Even before the epidemic, there was an ever-growing awareness among building owners regarding office space arrangements which promote employee well-being. The introduction of such ideas to office buildings by landlords was due in large part to the fact that they helped in obtaining and keeping tenants who care about valuable employees. It is to be expected that the current pandemic situation will reinforce landlords’ approaches to such solutions. It is very possible, for example, that the continuity of the company’s operations may well depend on the implementation of ideas that positively influence employee well-being (currently, this may include, for example, access to single-use masks, thermometers, and hand sanitiser). A case in point – furniture made from materials with antibacterial coatings may become increasingly popular in the medium- or even long term. And implementing a workplace culture that limits, and ultimately eliminates, employee presenteeism (presence at work despite illness, stemming from a fear of negative consequences from the employer) may prove very important in the near future. The introduction of improvements and changes in office buildings, together with office space rearrangement by single tenants, may gain importance in the medium- and long term. It is possible that landlords will be forced to have, for example, ‘health’ or ‘cleanliness’ certificates in the future. This will take on even greater importance if the idea of flexible offices (where each desk will be used by more than one person) becomes widespread. Special emphasis may also be placed on the air quality in office buildings. It is possible that owners will have to bear the additional costs of improving the efficiency of their ventilation and air conditioning systems.

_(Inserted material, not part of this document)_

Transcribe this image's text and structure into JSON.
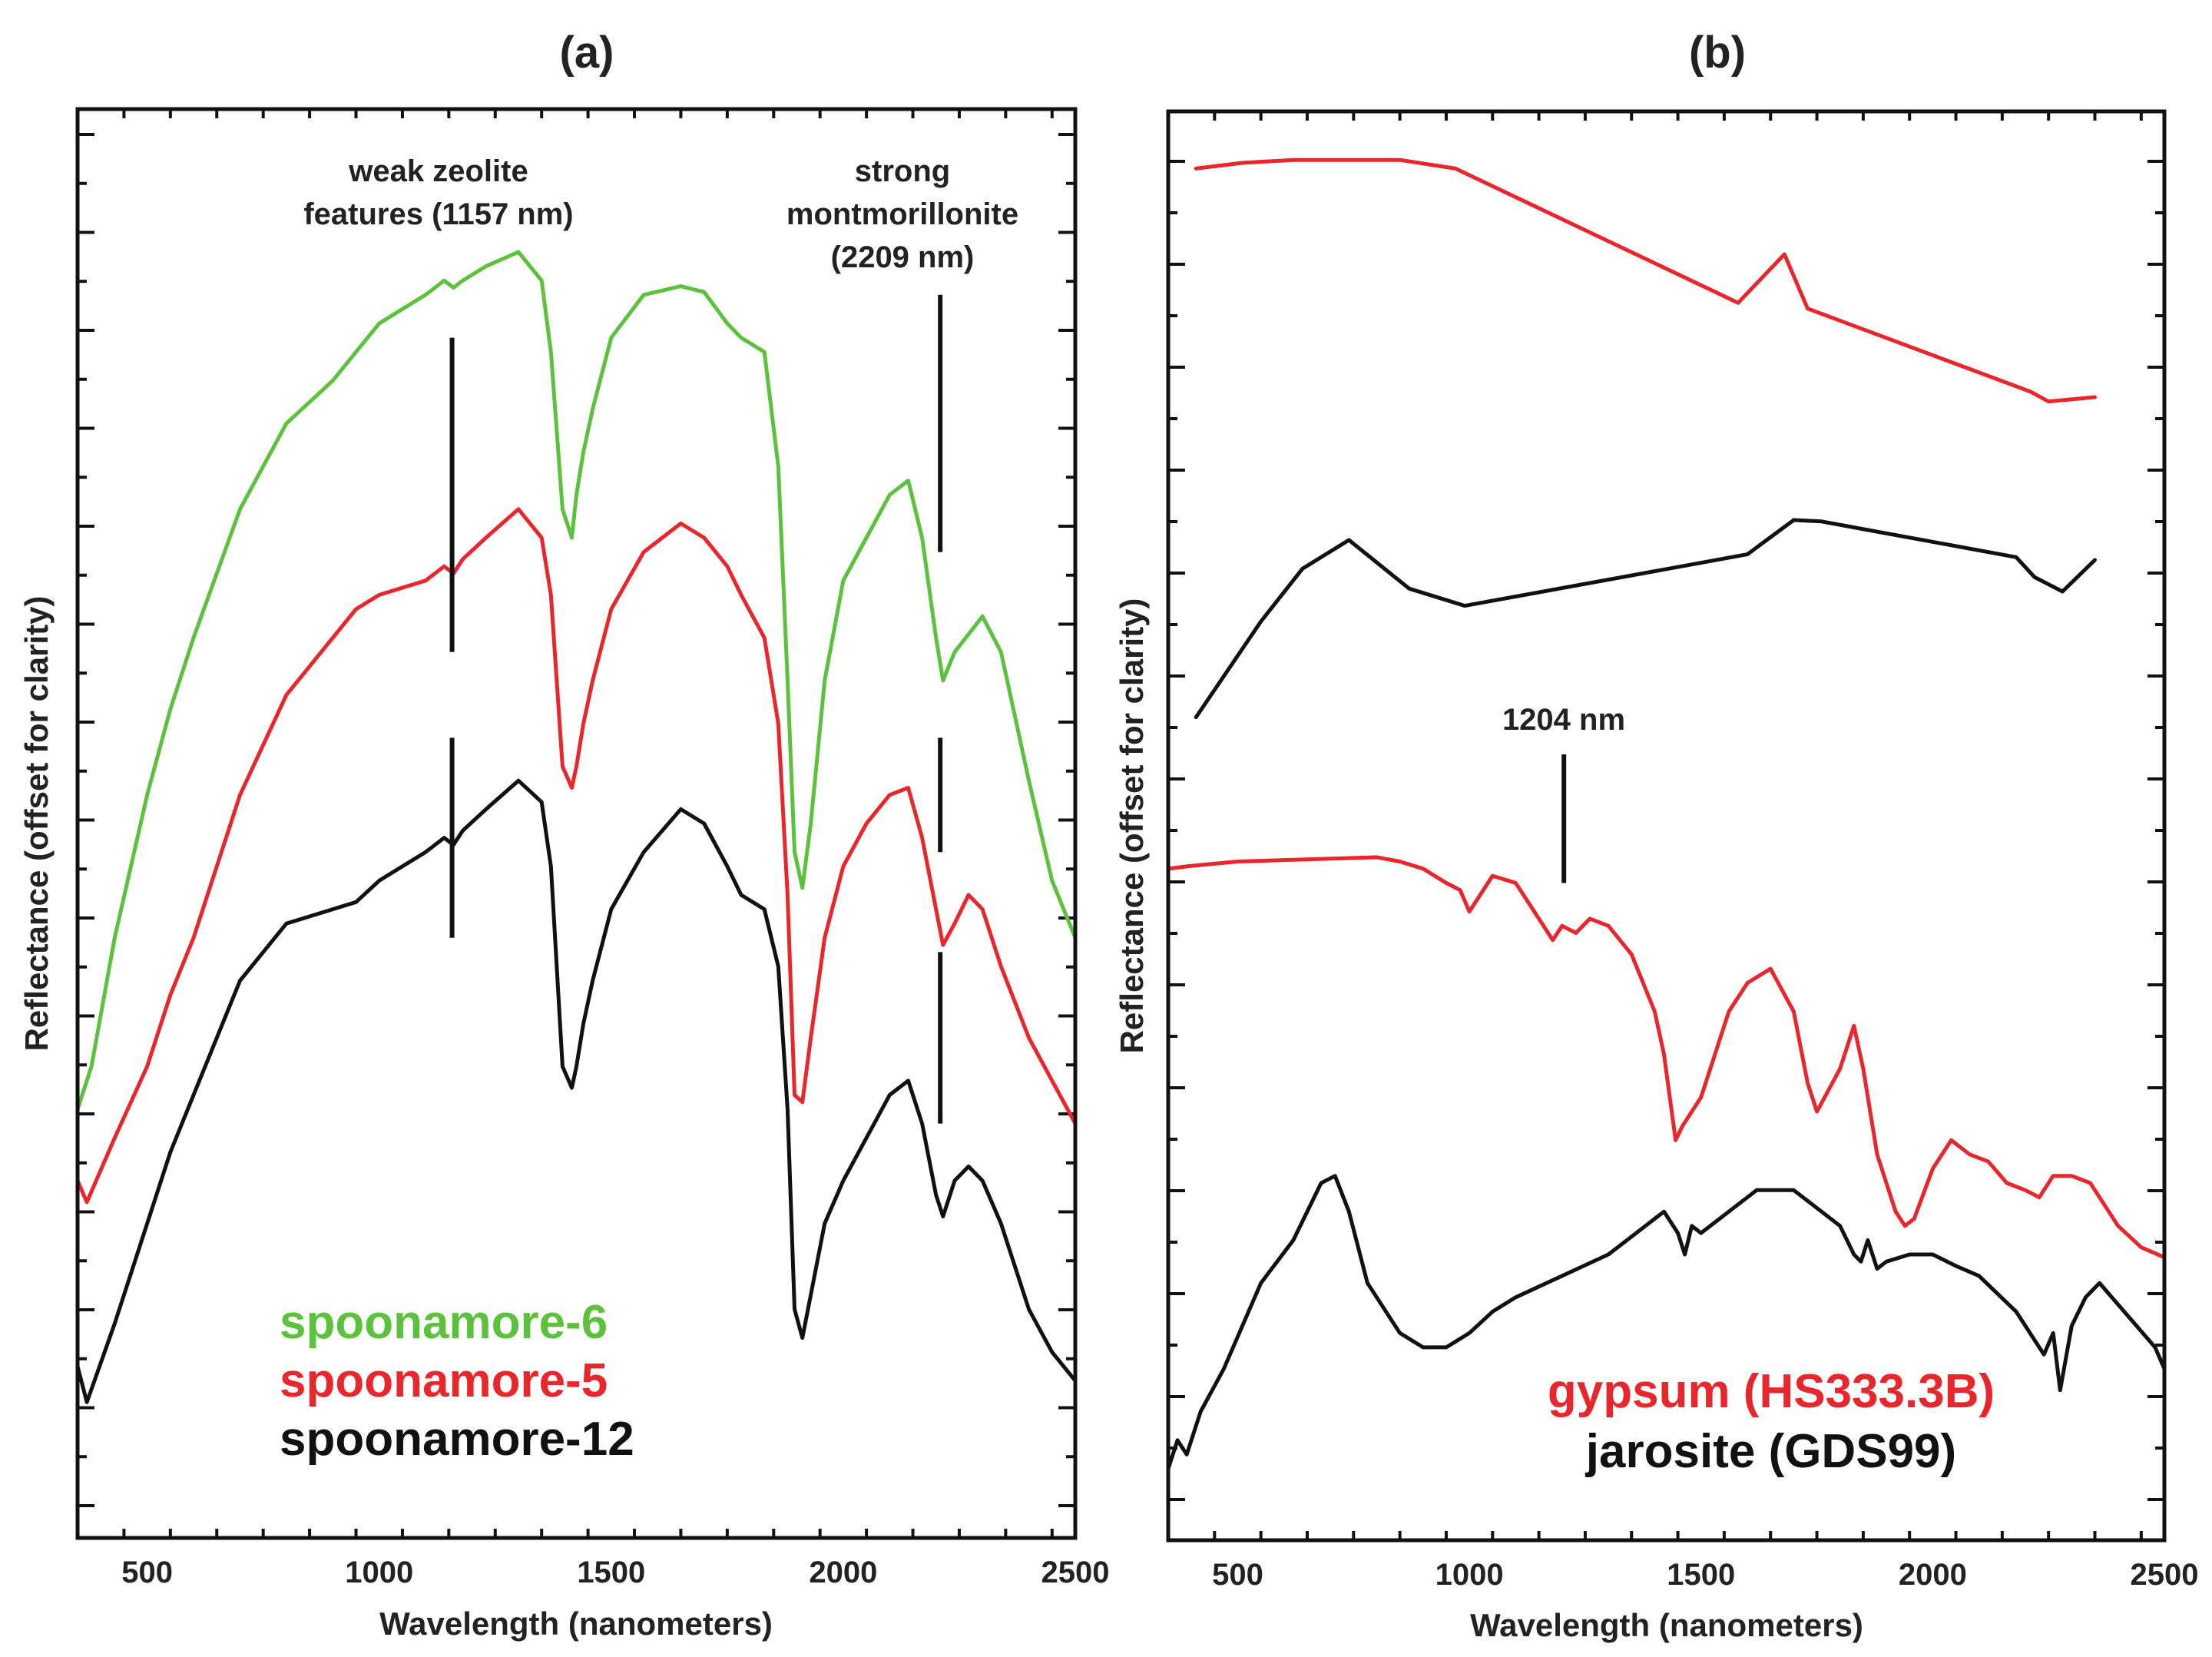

There are no regulations in Poland that would impose any restrictions on the construction sector in connection with the Covid-19 pandemic, therefore most of the construction sites are continuing as before. That said, due to a slowdown in authorisation processes, deliveries of some office projects in the coming months will be delayed. At the same time, the planned commencement of most of the construction sites due before the end Q1 2020 have been delayed. Both the commencement and the completion of new development projects (including office buildings) will further depend on the availability of building materials – something also adversely affected by the current situation. Furthermore, developers are facing problems with sufficient numbers of employees – problems which have recently begun to deepen.
Fears of restrictions caused by border closures in connection with the epidemic have meant that some Ukrainian workers have returned home, while others have been unable to enter Poland. Additionally, the absence of employees has become more prevalent due to school closures related childcare issues. The condition of the construction sector will depend to some extent on the duration of the pandemic, but also on government policies and assistance directly affecting the financial liquidity of companies.